Keep Calm and Carry On
I struggled the entire time to keep my emotions level, but it’s impossible not to have some reaction to a successful or failed pitch. Towards the end, when I was confident the deal would get done one way or another, I hated hearing “no” mostly because it meant I had to spend more time fundraising. “Maybe” was the absolute worst answer: it almost definitely means months of disappointing follow-up calls ultimately ending in a “no.” Only one “maybe” became a “yes” for me.
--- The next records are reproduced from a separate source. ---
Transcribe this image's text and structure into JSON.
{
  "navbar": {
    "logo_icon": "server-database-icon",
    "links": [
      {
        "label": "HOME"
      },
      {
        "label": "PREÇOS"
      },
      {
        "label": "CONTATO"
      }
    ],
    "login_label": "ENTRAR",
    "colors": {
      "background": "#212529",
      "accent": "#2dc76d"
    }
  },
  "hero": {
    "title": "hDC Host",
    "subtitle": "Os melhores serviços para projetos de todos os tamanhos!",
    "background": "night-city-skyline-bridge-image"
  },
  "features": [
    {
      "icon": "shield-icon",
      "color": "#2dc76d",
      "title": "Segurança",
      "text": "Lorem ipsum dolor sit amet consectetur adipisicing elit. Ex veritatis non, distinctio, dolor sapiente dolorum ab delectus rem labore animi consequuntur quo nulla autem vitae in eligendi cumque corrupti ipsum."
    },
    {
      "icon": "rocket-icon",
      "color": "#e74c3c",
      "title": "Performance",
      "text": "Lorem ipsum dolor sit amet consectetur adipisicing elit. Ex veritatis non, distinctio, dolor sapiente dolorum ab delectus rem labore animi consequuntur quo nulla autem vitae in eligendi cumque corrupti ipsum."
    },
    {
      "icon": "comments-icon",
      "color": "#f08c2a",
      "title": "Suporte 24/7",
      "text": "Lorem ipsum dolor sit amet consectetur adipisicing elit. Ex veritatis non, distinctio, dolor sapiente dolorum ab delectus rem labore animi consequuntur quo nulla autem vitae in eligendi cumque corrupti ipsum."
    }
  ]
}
What the Hell Is Craft Beer?
Another unexpected challenge I encountered is that most of the people I spoke to had very little understanding of craft beer. Hell, some people had never heard of “microbrew” and found the idea of starting a small brewery completely exotic. One person asked, “Are you prepared to giveaway truckloads of the stuff before anyone will buy it?” When that’s the starting point for a discussion, it’s hard to convince a potential investor that bearded men will stand in a sweltering parking lot for 4 hours to buy a single bottle.
You Are The Investment
Something else that caught me off-guard was the variability of people’s interest in the offering documents and business plan, which I had agonized over for months with the help of various attorneys and accountants. Some potential investors asked pointed questions about language choices and grilled me about the particulars of various obscure clauses. Others showed a lot more interest in me than in the documents. As one investor explained, “I’d rather sign a bad piece of paper with a good person than a good piece of paper with a bad person.”
Most Investors Are Not Beer Geeks
Along the same lines, very few potential investors displayed any interest in tasting the beer itself. Most were self-aware enough to confess that they couldn’t tell good beer from bad, and I even ended up with two investors who don’t drink at all (though both are well-seasoned in the ways of money). I had started the fundraising process thinking that the beer would be the biggest selling point; it turned out to be a footnote (incidentally, this helped me understand why lousy breweries still get funded).
In the end, fundraising was not only different than I’d imagined, it was much, much more exhausting, expensive, and challenging. A process I thought would take 3 months took 6, and by the end, I was so sick of it I couldn’t wait to dive into the fascinating world of building codes, which, by comparison, are significantly more relevant to actual brewing.
Ultimately, what made it work was not the beer, nor the documents, nor craft beer’s gaudy numbers – though they all helped. It was my ability to convince people it was a good investment, that I could execute the business plan, and that I wouldn’t screw them over. Other people helped get my foot in the door with potential investors—for which I am eternally grateful—but once the conversation started, I had to sell them on it.
Fortunately, it worked, and now I can get a little closer to making beer.